Rebecca Furlow Skinner
Rebecca Furlow Skinner is a fourth-year Ph.D. student in Rhetoric and Composition. Her current activities include writing, teaching writing and undergraduate writing tutors, tutoring at FSU's Reading/Writing Center, and researching nineteenth century American women journalists' role in the rise of the New Woman. Her other occupations include professional housekeeping, making art in many mediums from glass to fabric, and developing a gallery/studio space in Tallahassee's Railroad Square Art Park, "sharing" as much Eminem as can possibly be tolerated and then (piteously, tearfully) begging 14-year old Mary: "Can we listen to NPR now?" in the car (they commute about 2 hours daily from their demesne in the next county). Also, taking care of family and pets and, oddly, for a feminist perhaps, sincerely enjoying domestic tasks such as dusting, wiping, mending, re-arranging, ironing curtains, baking bread—etc. Plus as a special treat (!) reading the New York Review of Books and London Review of Books... a guilty pleasure.

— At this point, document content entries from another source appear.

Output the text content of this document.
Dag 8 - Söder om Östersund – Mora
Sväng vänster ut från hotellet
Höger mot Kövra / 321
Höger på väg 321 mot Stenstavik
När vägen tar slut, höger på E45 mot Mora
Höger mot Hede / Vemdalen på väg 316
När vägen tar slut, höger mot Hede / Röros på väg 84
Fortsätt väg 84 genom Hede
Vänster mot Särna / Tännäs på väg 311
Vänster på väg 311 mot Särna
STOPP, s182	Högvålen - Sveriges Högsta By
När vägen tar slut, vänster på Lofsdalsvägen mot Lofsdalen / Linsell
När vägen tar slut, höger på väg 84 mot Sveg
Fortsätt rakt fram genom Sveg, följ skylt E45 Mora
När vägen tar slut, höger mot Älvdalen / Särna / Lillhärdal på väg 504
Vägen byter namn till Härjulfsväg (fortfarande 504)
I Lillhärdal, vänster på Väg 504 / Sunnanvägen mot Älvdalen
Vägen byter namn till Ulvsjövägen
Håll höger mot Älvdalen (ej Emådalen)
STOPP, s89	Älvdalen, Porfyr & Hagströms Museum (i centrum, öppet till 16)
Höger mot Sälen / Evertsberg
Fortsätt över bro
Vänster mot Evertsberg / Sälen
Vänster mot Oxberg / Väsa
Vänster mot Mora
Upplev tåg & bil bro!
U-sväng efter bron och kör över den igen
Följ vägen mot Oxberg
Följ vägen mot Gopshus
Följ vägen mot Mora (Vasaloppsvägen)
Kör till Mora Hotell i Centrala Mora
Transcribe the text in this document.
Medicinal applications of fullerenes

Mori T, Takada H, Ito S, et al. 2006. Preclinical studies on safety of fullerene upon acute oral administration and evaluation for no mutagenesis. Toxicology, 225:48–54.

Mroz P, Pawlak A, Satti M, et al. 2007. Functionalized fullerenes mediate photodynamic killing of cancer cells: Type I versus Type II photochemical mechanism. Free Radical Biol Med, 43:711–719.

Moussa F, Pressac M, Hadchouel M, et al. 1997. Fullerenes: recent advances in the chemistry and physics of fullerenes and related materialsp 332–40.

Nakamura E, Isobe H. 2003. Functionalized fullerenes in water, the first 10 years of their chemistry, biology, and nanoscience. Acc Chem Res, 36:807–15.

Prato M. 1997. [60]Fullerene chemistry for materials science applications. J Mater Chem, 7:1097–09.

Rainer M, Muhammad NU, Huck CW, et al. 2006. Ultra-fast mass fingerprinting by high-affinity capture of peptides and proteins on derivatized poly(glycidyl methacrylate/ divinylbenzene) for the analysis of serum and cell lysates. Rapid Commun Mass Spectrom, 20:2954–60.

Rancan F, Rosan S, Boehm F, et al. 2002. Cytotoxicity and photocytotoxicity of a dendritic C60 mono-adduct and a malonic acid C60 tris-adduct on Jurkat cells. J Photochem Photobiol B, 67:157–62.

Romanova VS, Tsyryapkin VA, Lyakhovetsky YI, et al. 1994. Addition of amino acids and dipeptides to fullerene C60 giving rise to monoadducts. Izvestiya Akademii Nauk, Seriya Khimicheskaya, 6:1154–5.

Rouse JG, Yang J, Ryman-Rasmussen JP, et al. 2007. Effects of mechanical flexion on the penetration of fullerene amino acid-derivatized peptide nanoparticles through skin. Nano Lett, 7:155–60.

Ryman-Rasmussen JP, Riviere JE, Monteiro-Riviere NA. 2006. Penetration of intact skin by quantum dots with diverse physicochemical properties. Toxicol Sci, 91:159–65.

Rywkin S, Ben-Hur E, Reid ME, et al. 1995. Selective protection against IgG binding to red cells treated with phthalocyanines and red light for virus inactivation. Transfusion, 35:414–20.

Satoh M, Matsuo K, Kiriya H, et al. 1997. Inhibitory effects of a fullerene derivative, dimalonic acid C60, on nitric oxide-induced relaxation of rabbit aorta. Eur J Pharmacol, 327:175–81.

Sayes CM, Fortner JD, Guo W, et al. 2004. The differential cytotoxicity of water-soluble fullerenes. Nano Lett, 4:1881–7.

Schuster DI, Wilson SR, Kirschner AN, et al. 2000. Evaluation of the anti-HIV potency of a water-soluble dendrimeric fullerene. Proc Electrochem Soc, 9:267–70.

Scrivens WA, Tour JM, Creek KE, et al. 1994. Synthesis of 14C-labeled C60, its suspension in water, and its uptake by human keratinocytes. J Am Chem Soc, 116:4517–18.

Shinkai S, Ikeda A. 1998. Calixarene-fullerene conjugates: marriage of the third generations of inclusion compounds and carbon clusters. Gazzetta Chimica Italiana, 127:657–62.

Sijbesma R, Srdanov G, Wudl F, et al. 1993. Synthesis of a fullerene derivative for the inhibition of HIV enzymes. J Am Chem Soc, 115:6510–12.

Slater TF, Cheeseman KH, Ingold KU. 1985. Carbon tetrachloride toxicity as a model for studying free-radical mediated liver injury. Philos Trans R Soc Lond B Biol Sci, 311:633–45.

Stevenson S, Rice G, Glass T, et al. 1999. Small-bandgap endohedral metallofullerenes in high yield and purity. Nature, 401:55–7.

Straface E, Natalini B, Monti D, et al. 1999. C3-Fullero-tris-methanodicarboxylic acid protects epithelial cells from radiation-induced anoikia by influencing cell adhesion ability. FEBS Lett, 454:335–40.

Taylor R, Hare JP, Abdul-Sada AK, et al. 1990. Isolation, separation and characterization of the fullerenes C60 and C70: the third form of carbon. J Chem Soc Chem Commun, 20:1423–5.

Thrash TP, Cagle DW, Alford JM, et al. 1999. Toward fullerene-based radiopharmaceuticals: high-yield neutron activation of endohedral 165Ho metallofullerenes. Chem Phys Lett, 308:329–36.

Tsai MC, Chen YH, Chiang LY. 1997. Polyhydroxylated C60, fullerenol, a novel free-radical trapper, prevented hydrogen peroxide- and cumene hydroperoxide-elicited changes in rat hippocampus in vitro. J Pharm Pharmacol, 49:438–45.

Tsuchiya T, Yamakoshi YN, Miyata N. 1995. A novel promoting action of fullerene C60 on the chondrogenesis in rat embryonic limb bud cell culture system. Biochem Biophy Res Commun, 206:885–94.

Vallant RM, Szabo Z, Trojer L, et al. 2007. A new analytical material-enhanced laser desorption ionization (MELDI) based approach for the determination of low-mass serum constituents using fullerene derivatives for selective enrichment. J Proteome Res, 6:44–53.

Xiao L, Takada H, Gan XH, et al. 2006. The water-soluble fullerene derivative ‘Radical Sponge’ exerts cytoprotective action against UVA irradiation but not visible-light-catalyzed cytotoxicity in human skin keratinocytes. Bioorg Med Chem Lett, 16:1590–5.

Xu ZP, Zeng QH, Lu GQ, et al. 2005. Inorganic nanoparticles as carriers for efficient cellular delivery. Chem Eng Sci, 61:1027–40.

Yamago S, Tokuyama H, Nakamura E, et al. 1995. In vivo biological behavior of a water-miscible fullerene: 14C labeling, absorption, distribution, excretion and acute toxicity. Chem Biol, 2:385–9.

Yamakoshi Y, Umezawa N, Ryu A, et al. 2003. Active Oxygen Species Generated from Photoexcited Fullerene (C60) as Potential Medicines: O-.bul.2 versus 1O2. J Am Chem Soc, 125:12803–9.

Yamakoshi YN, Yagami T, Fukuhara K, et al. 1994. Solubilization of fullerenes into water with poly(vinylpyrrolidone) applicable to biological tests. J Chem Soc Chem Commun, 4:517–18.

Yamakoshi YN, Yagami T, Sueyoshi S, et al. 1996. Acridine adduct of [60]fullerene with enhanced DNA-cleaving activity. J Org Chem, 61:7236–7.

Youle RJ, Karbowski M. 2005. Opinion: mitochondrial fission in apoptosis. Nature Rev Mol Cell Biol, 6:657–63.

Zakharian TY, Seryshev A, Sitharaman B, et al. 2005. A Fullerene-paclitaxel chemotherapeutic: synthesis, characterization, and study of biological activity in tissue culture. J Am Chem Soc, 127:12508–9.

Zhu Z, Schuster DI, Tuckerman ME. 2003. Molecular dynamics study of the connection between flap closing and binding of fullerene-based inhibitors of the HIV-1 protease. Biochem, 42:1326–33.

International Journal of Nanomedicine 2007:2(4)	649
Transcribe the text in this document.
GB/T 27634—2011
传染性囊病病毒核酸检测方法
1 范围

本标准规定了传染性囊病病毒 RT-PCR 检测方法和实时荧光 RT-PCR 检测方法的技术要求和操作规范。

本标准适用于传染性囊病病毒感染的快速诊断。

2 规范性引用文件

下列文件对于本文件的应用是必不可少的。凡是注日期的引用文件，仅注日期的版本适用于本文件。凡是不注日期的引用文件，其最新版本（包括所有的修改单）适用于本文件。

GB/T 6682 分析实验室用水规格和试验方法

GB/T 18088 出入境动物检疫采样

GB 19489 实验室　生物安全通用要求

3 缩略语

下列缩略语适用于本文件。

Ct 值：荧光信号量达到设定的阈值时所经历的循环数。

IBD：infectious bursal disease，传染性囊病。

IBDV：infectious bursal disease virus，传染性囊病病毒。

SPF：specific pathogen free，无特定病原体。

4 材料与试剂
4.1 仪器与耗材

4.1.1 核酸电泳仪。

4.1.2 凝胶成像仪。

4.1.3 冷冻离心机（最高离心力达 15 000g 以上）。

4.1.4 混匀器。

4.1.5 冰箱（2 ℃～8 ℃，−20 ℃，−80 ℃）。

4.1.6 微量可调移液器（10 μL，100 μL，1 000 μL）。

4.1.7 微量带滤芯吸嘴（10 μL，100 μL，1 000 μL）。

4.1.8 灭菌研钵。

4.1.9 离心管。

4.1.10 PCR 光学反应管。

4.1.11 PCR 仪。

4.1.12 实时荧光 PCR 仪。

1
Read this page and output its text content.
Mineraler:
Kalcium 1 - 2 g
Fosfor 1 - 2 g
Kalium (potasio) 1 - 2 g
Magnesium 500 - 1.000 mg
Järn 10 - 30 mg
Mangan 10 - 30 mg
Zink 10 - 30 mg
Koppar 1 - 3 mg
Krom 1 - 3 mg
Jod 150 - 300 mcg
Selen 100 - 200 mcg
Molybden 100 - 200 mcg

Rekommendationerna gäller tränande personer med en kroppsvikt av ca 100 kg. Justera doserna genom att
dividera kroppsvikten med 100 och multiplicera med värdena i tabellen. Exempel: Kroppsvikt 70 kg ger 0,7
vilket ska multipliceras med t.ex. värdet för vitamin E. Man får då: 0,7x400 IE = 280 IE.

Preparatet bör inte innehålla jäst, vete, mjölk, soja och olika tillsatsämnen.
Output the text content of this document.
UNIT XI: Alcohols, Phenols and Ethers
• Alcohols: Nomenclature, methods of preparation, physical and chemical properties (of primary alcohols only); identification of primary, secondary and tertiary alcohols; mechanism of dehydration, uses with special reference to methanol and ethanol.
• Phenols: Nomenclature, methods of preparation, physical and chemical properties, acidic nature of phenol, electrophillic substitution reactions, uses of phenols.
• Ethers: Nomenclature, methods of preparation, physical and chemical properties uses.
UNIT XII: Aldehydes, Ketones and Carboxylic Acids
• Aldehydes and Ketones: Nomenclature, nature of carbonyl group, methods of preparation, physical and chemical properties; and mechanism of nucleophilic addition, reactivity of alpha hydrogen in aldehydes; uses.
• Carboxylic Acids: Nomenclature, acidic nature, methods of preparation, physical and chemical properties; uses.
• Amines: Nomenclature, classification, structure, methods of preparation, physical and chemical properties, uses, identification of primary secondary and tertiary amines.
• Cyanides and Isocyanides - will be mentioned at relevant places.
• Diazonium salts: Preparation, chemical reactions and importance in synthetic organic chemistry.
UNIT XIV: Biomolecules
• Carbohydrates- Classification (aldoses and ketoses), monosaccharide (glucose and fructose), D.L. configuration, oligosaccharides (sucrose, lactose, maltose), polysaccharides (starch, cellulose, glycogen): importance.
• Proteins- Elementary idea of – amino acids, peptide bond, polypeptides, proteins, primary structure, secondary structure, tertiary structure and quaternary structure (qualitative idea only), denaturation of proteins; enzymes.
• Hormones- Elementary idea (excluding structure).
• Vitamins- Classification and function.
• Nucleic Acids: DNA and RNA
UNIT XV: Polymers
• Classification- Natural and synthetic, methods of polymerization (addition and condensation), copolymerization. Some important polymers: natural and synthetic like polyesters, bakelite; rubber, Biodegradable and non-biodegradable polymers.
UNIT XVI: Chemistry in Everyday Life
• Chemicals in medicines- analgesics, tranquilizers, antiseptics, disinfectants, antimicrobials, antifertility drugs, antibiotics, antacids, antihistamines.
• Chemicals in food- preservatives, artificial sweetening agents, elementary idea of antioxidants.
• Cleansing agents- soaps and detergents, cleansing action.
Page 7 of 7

Natalie Szymanski an ABD Rhetoric and Composition Ph.D. candidate and a Teaching Assistant in FSU's Editing Writing and Media Program. Natalie received her B.A from the University of Wisconsin La-Crosse in 2007 and her M.A. in Rhetoric and Composition from Florida State in 2009. Her academic interests focus on the varied ways visual, digital, and networked communications are altering college composition pedagogies. This year, she will complete her dissertation: a qualitative study that explores the delicately balanced ecologies at play when First-Year Composition programs work to incorporate technology and new media. You can view samples of her digital pedagogy, administration, and scholarship at www.natalieportfolio.com.
Bret Zawilski is a third-year Ph.D. student in Rhetoric and Composition, where he has worked as a tutor in the FSU Digital Studio and a Teaching Assistant in the Editing, Writing, and Media program; currently, he serves as the Editorial Assistant for College Composition and Communication. Bret graduated from Lock Haven University of Pennsylvania with a dual-B.A. in Music and English. He earned his M.A. in Writing, Rhetoric, and Technical Communication from James Madison University, where he also taught courses in First-Year Composition and Technical Communication. His research interests revolve around new media composition, multimodality, and the role of material awareness in knowledge transfer. Outside of the academy, he dabbles in writing science fiction, sketching, and the saxophone.